多分肉体年齢の問題だろう。実際年齢と肉体年齢が釣り合わない不具合は、こういった所でも、影を落としている。

「今日は手酷い負けだったな」

「長沼め、何故我等を憎む」

「お前がスペシャルだから、だろう」

「……」

酒を飲んだからか。

珍しく、弟の口から他人を罵る言葉が出た。七年に達する軟禁同然の生活でも、文句を滅多に言わなかった弟なのに。

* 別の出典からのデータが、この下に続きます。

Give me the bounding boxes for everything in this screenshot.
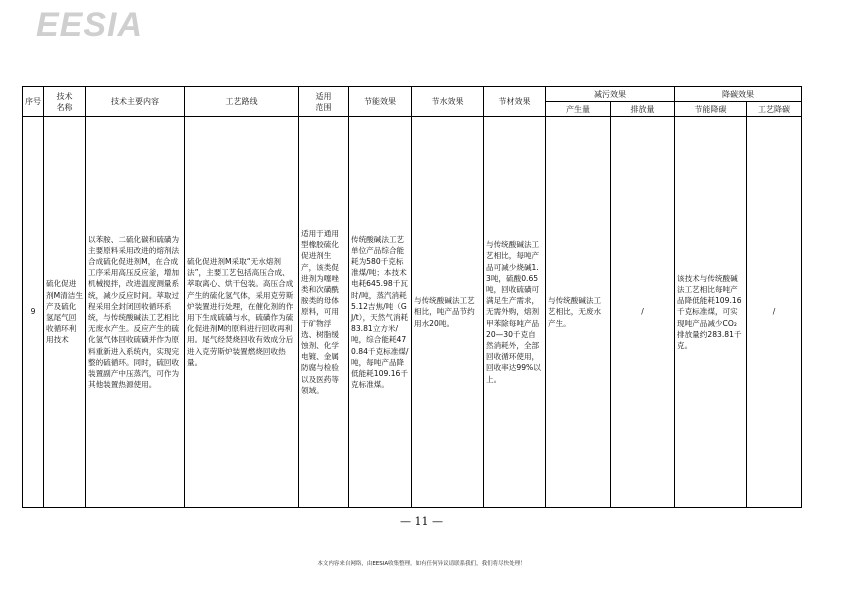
cell-output: 与传统酸碱法工艺相比，无废水产生。	[546, 117, 611, 508]
cell-emission: /	[611, 117, 675, 508]
header-emission: 排放量	[611, 102, 675, 117]
cell-energy-carbon: 该技术与传统酸碱法工艺相比每吨产品降低能耗109.16千克标准煤，可实现吨产品减少CO₂排放量约283.81千克。	[675, 117, 747, 508]
header-scope: 适用 范围	[299, 87, 349, 117]
header-energy-carbon: 节能降碳	[675, 102, 747, 117]
cell-tech-name: 硫化促进剂M清洁生产及硫化氢尾气回收循环利用技术	[44, 117, 86, 508]
table-row	[23, 117, 802, 508]
page-number: — 11 —	[400, 515, 443, 528]
footer-note: 本文内容来自网络，由EESIA收集整理，如有任何异议请联系我们，我们将尽快处理！	[317, 561, 526, 567]
header-process-route: 工艺路线	[185, 87, 299, 117]
cell-scope: 适用于通用型橡胶硫化促进剂生产，该类促进剂为噻唑类和次磺酰胺类的母体原料，可用于矿物浮选、树脂缓蚀剂、化学电镀、金属防腐与检验以及医药等领域。	[299, 117, 349, 508]
header-material-saving: 节材效果	[484, 87, 546, 117]
cell-water-saving: 与传统酸碱法工艺相比，吨产品节约用水20吨。	[412, 117, 484, 508]
cell-material-saving: 与传统酸碱法工艺相比，每吨产品可减少烧碱1.3吨，硫酸0.65吨，回收硫磺可满足生产需求，无需外购，熔剂甲苯除每吨产品20—30千克自然消耗外，全部回收循环使用，回收率达99%以上。	[484, 117, 546, 508]
header-tech-name: 技术 名称	[44, 87, 86, 117]
header-output: 产生量	[546, 102, 611, 117]
eesia-logo: EESIA	[36, 6, 144, 44]
cell-main-content: 以苯胺、二硫化碳和硫磺为主要原料采用改进的熔剂法合成硫化促进剂M，在合成工序采用高压反应釜，增加机械搅拌，改进温度测量系统，减少反应时间。萃取过程采用全封闭回收循环系统，与传统酸碱法工艺相比无废水产生。反应产生的硫化氢气体回收硫磺并作为原料重新进入系统内，实现完整的硫循环。同时，硫回收装置副产中压蒸汽，可作为其他装置热源使用。	[86, 117, 185, 508]
header-main-content: 技术主要内容	[86, 87, 185, 117]
header-carbon-reduction: 降碳效果	[675, 87, 802, 102]
header-water-saving: 节水效果	[412, 87, 484, 117]
cell-energy-saving: 传统酸碱法工艺单位产品综合能耗为580千克标准煤/吨；本技术电耗645.98千瓦时/吨，蒸汽消耗5.12吉焦/吨（GJ/t），天然气消耗83.81立方米/吨，综合能耗470.84千克标准煤/吨，每吨产品降低能耗109.16千克标准煤。	[349, 117, 412, 508]
technology-table	[22, 86, 802, 508]
cell-process-carbon: /	[747, 117, 802, 508]
header-energy-saving: 节能效果	[349, 87, 412, 117]
header-seq: 序号	[23, 87, 44, 117]
header-process-carbon: 工艺降碳	[747, 102, 802, 117]
cell-process-route: 硫化促进剂M采取“无水熔剂法”，主要工艺包括高压合成、萃取离心、烘干包装。高压合成产生的硫化氢气体，采用克劳斯炉装置进行处理，在催化剂的作用下生成硫磺与水，硫磺作为硫化促进剂M的原料进行回收再利用。尾气经焚烧回收有效成分后进入克劳斯炉装置燃烧回收热量。	[185, 117, 299, 508]
cell-seq: 9	[23, 117, 44, 508]
header-pollution-reduction: 减污效果	[546, 87, 675, 102]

EDFの内部では、弟を暗殺する計画さえあったと聞いている。

それだけ、マザーシップを落とした「超人」は、恐怖の対象だったのだ。

「長沼の用兵次第では、今日マザーシップを落とせたかも知れないな」

「その代わり、民は全員見殺しか?」

「……そうだな。 今の言葉は忘れてくれ」

「良いんだ。 私はお前の唯一血を分けた肉親だ。 それくらいの愚痴なら、何時でも聞くさ」

もう一杯酒をついでやる。弟は、相当に腹が立っているのか、ぐいっと飲み干した。

もう休め。そう言っても、もう一杯をコップを此方に差し出してくる。

弟も、酒には強い方では無い。

もう顔は真っ赤だ。

「マザーシップの目的は、人類側の対応力を見る事だろう。 多分近いうちに、ヘクトルと四つ足が大挙して極東に上陸するぞ。 あまり今のうちから思い詰めるな」

「分かっているさ、姉貴」

「はき出すだけはき出したら早く寝ろ。 そんなでは、今後の戦況に、対応できんぞ」

頷くと、弟は、今日の長沼に対する文句をあらん限りはき出しはじめた。

そして徹底的に愚痴を言い終えると。

カプセルに入って眠った。

私も少しだけ酒を口にすると。こんなものの何が良いのだろうと思いながら、自分用のカプセルに入る。

原田の容体については、既にさっき聞いた。

三川とは違う意味で重症だ。ただ、今の医療技術は進歩している。一週間ほどで、前線に復帰出来るはず。

負傷者が、案の定増えてきている。

今後は死者だって出るだろう。

増員も考えているが。できる限り、新人をベテランに育てて、主力の補助になるようにしないと。

今後の戦いは、勝てない。

カプセルの睡眠効果で、すぐに落ちる。

今度の戦いも地獄になる。明日もきっと、地獄になる事に変わりはない。だから、今だけは、休もう。

しかし、夢心地をさまよっている中。

警告音で叩き起こされる。

カプセルから這い出ると、まだ四時半だ。何か大きな事件があったとみて良いだろう。

弟も起き出していた。

すぐにバイザーを付ける。

「緊急事態です」

「ああ、何が起きた」

「太平洋上の第十六艦隊が、敵の大軍団を確認! このままだと、房総沖に翌日には出現します! 敵は四つ足歩行要塞を中心に、ヘクトルおよそ500! 飛行ドローンも、3000以上はいる模様です! 輸送船二十五隻も、護衛として確認!」

乾いた笑いが漏れる。

さっそくだが、仕掛けてきたか。

更に、中部地方にも、敵の一群が向かっているという。

此方の兵力を分散させるもくろみだ。全てにEDFは対応しなければならない。

その上、全世界中のEDFが、今は巨大生物と、マザーシップが繰り出した殺戮機械軍団に対応しているはず。

援軍は、期待出来ない。

「総力戦がしばらく続くな」

「新兵達を叩き起こしてこないとならないのはつらいが、私がやる。 お前はすぐに出立する準備を頼むぞ」

「ああ、分かった。 頼むぞ、姉貴」

二人、すぐに軍服に着替え。私はフェンサースーツを纏って、宿舎を出る。

まだ陽も昇っていないが。

すぐにヒドラの手配をして、東京へ戻らなければならない。或いは、中部地方に来た敵の撃退が先だろうか。

いずれにしても、敵はついに本腰を入れはじめた。

此処から本当の地獄が来るのは、もはや避けられない未来だった。